Taiwanese breakfasts often borrow similar concepts from American diners, which is why the linoleum tiles and Formica tables give Huge Tree Pastry a familiar ambiance. These dishes share the culinary thrust of a typical pancake breakfast, but they also have a Taiwanese bent toward textural play. The following are some examples of the most popular breakfast foods in Taiwan. If you’re looking for a unique breakfast, this Taiwanese eatery should be on your list.
The green onion pastry from Huge Tree is a delicious hybrid of croissant and onion scallion pancake. With its crisp outer shell and semi-stretchy flakes underneath, this flaky pastry is a cross between a croissant and an onion scallion pancake.

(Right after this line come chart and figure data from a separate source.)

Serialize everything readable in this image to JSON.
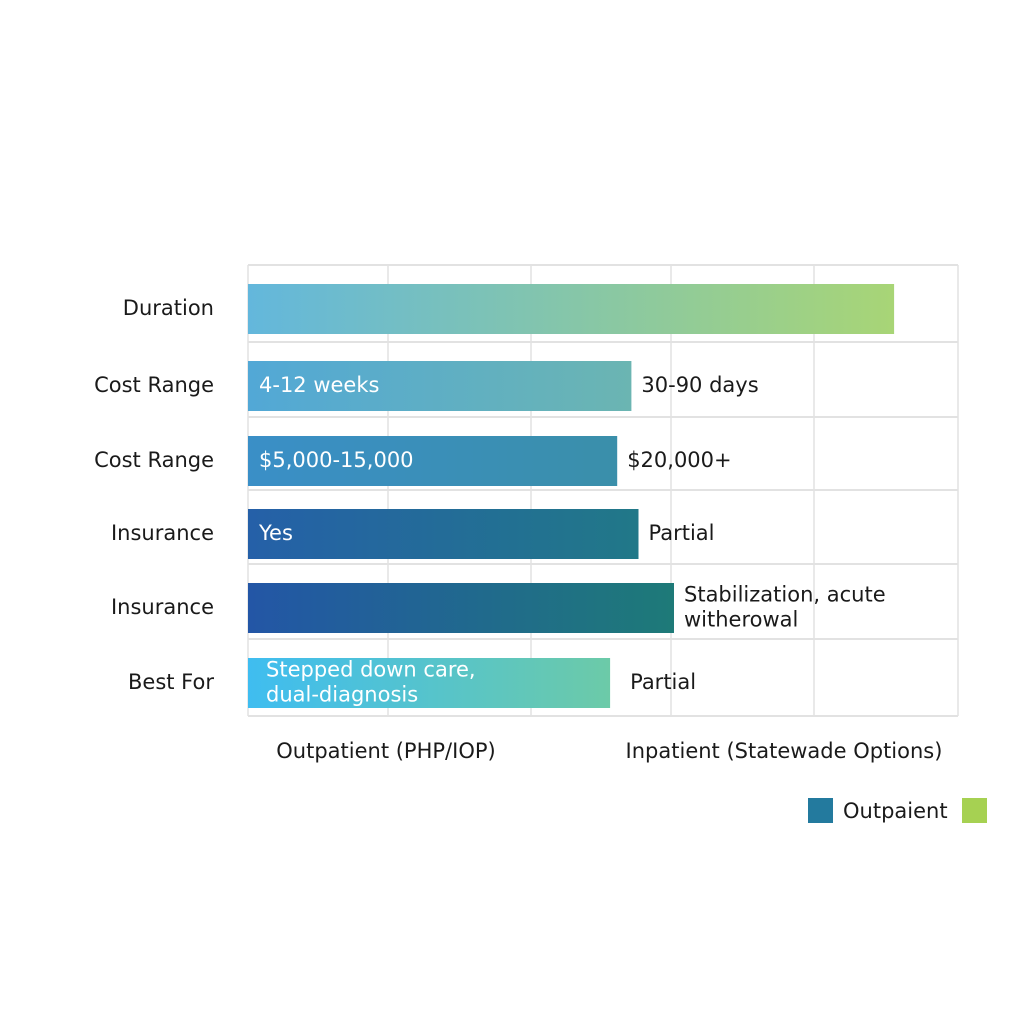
{
  "chart_data": {
    "type": "bar",
    "orientation": "horizontal",
    "title": "",
    "grid": true,
    "legend_placement": "bottom-right",
    "categories": [
      "Duration",
      "Cost Range",
      "Cost Range",
      "Insurance",
      "Insurance",
      "Best For"
    ],
    "values": [
      0.91,
      0.54,
      0.52,
      0.55,
      0.6,
      0.51
    ],
    "inside_labels": [
      "",
      "4-12 weeks",
      "$5,000-15,000",
      "Yes",
      "",
      "Stepped down care,\ndual-diagnosis"
    ],
    "outside_labels": [
      "",
      "30-90 days",
      "$20,000+",
      "Partial",
      "Stabilization, acute\nwitherowal",
      "Partial"
    ],
    "bar_colors": [
      [
        "#63b7dc",
        "#a8d576"
      ],
      [
        "#52a8d6",
        "#6bb5b2"
      ],
      [
        "#3a8fc7",
        "#3a8faa"
      ],
      [
        "#2560a8",
        "#217888"
      ],
      [
        "#2356a6",
        "#1e7a78"
      ],
      [
        "#3fbdf0",
        "#6ccaa8"
      ]
    ],
    "column_labels": [
      "Outpatient (PHP/IOP)",
      "Inpatient (Statewade Options)"
    ],
    "legend": [
      {
        "label": "Outpaient",
        "color": "#237a9e"
      },
      {
        "label": "",
        "color": "#a6d152"
      }
    ]
  }
}
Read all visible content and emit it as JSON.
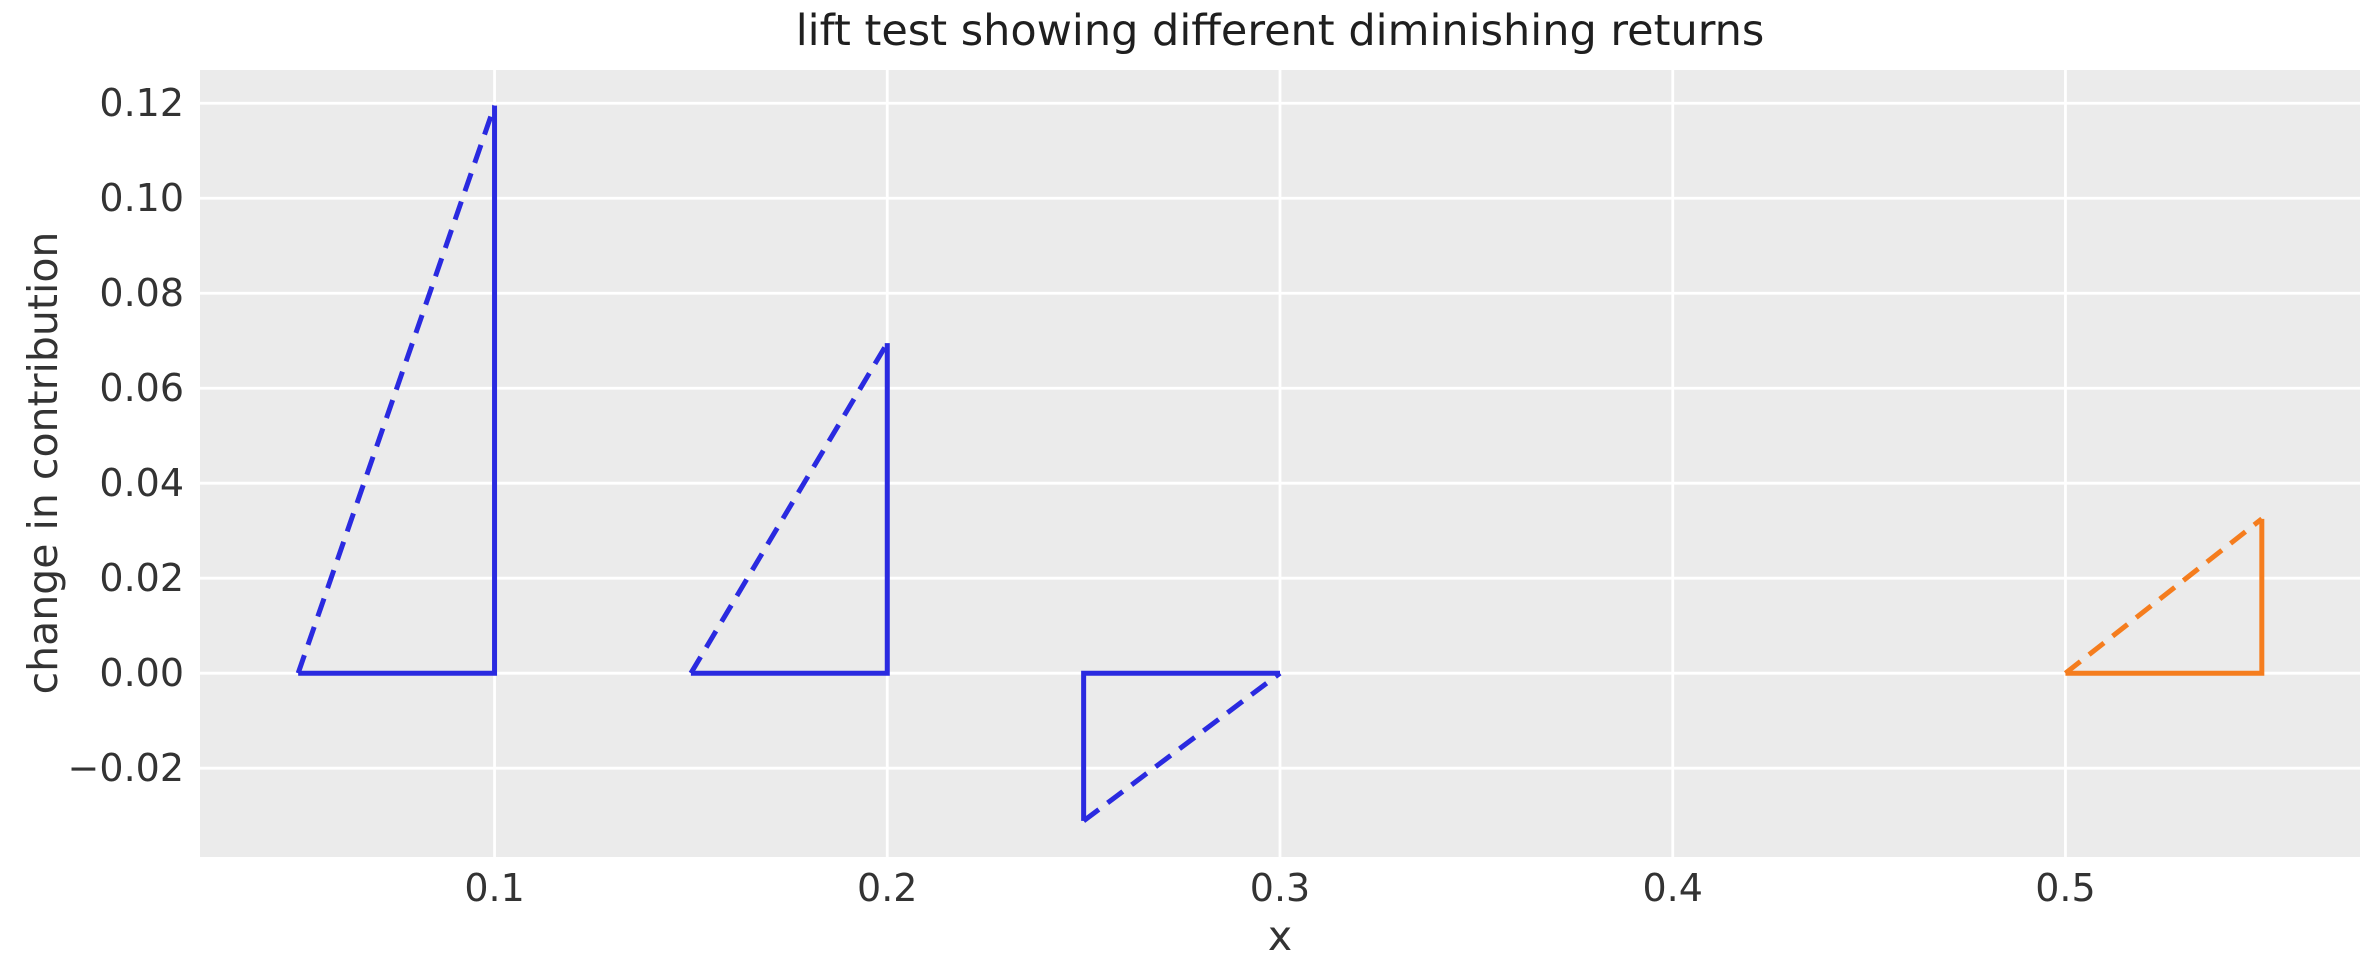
{
  "chart_data": {
    "type": "line",
    "title": "lift test showing different diminishing returns",
    "xlabel": "x",
    "ylabel": "change in contribution",
    "xlim": [
      0.025,
      0.575
    ],
    "ylim": [
      -0.0387,
      0.127
    ],
    "grid": "on",
    "legend": "none",
    "plot_background_color": "#ebebeb",
    "gridline_color": "#ffffff",
    "xticks": [
      {
        "value": 0.1,
        "label": "0.1"
      },
      {
        "value": 0.2,
        "label": "0.2"
      },
      {
        "value": 0.3,
        "label": "0.3"
      },
      {
        "value": 0.4,
        "label": "0.4"
      },
      {
        "value": 0.5,
        "label": "0.5"
      }
    ],
    "yticks": [
      {
        "value": 0.12,
        "label": "0.12"
      },
      {
        "value": 0.1,
        "label": "0.10"
      },
      {
        "value": 0.08,
        "label": "0.08"
      },
      {
        "value": 0.06,
        "label": "0.06"
      },
      {
        "value": 0.04,
        "label": "0.04"
      },
      {
        "value": 0.02,
        "label": "0.02"
      },
      {
        "value": 0.0,
        "label": "0.00"
      },
      {
        "value": -0.02,
        "label": "−0.02"
      }
    ],
    "colors": {
      "blue_series": "#2a2ae0",
      "orange_series": "#f57d1e"
    },
    "lift_tests": [
      {
        "x_from": 0.05,
        "x_to": 0.1,
        "delta_contribution": 0.1195,
        "color": "#2a2ae0"
      },
      {
        "x_from": 0.15,
        "x_to": 0.2,
        "delta_contribution": 0.0695,
        "color": "#2a2ae0"
      },
      {
        "x_from": 0.25,
        "x_to": 0.3,
        "delta_contribution": -0.0311,
        "color": "#2a2ae0"
      },
      {
        "x_from": 0.5,
        "x_to": 0.55,
        "delta_contribution": 0.0325,
        "color": "#f57d1e"
      }
    ],
    "triangles": [
      {
        "id": "lift-triangle-1",
        "color": "#2a2ae0",
        "solid_points": [
          [
            0.05,
            0
          ],
          [
            0.1,
            0
          ],
          [
            0.1,
            0.1195
          ]
        ],
        "dashed_points": [
          [
            0.05,
            0
          ],
          [
            0.1,
            0.1195
          ]
        ]
      },
      {
        "id": "lift-triangle-2",
        "color": "#2a2ae0",
        "solid_points": [
          [
            0.15,
            0
          ],
          [
            0.2,
            0
          ],
          [
            0.2,
            0.0695
          ]
        ],
        "dashed_points": [
          [
            0.15,
            0
          ],
          [
            0.2,
            0.0695
          ]
        ]
      },
      {
        "id": "lift-triangle-3",
        "color": "#2a2ae0",
        "solid_points": [
          [
            0.3,
            0
          ],
          [
            0.25,
            0
          ],
          [
            0.25,
            -0.0311
          ]
        ],
        "dashed_points": [
          [
            0.25,
            -0.0311
          ],
          [
            0.3,
            0
          ]
        ]
      },
      {
        "id": "lift-triangle-4",
        "color": "#f57d1e",
        "solid_points": [
          [
            0.5,
            0
          ],
          [
            0.55,
            0
          ],
          [
            0.55,
            0.0325
          ]
        ],
        "dashed_points": [
          [
            0.5,
            0
          ],
          [
            0.55,
            0.0325
          ]
        ]
      }
    ],
    "line_style": {
      "solid_width": 5,
      "dashed_width": 5,
      "dash_pattern": "19 11",
      "grid_width": 2.8
    }
  }
}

The inside layers are moist and gelatinous, and can be stuffed with bland daikon, sweet curried pork, or a combination of the two.
This traditional Japanese dish features layers of steamed daikon. It is cooked in batches in a large nonstick skillet. Once the daikon is done, sprinkle the top with sesame seeds and serve with an herb soy sauce. You can make the sesame oil and soy sauce two days ahead of time. Alternatively, you can buy a packet of dried chiles and use them to top the daikon cake.
Traditionally, daikon cake was known as turnip cake in Chinese homes. Although the name is similar, it is often used in a different way in Taiwan. The term “daikon cake” comes from the Taiwanese word for turnip, “law bock,” which means “turnip tree.” The name Cai Tou also refers to the cake, which means “good luck.”
Huge Tree Pastry also serves Taiwanese breakfast foods like egg crepe, daikon rice cake, and you tiao cruller. A favorite is the huge daikon cake with egg, which is wrapped in a cruller and served with scallions and sweet or savory soy milk. The savory version includes pork chop rice. During the day, the place has a full menu of other Taiwanese snacks.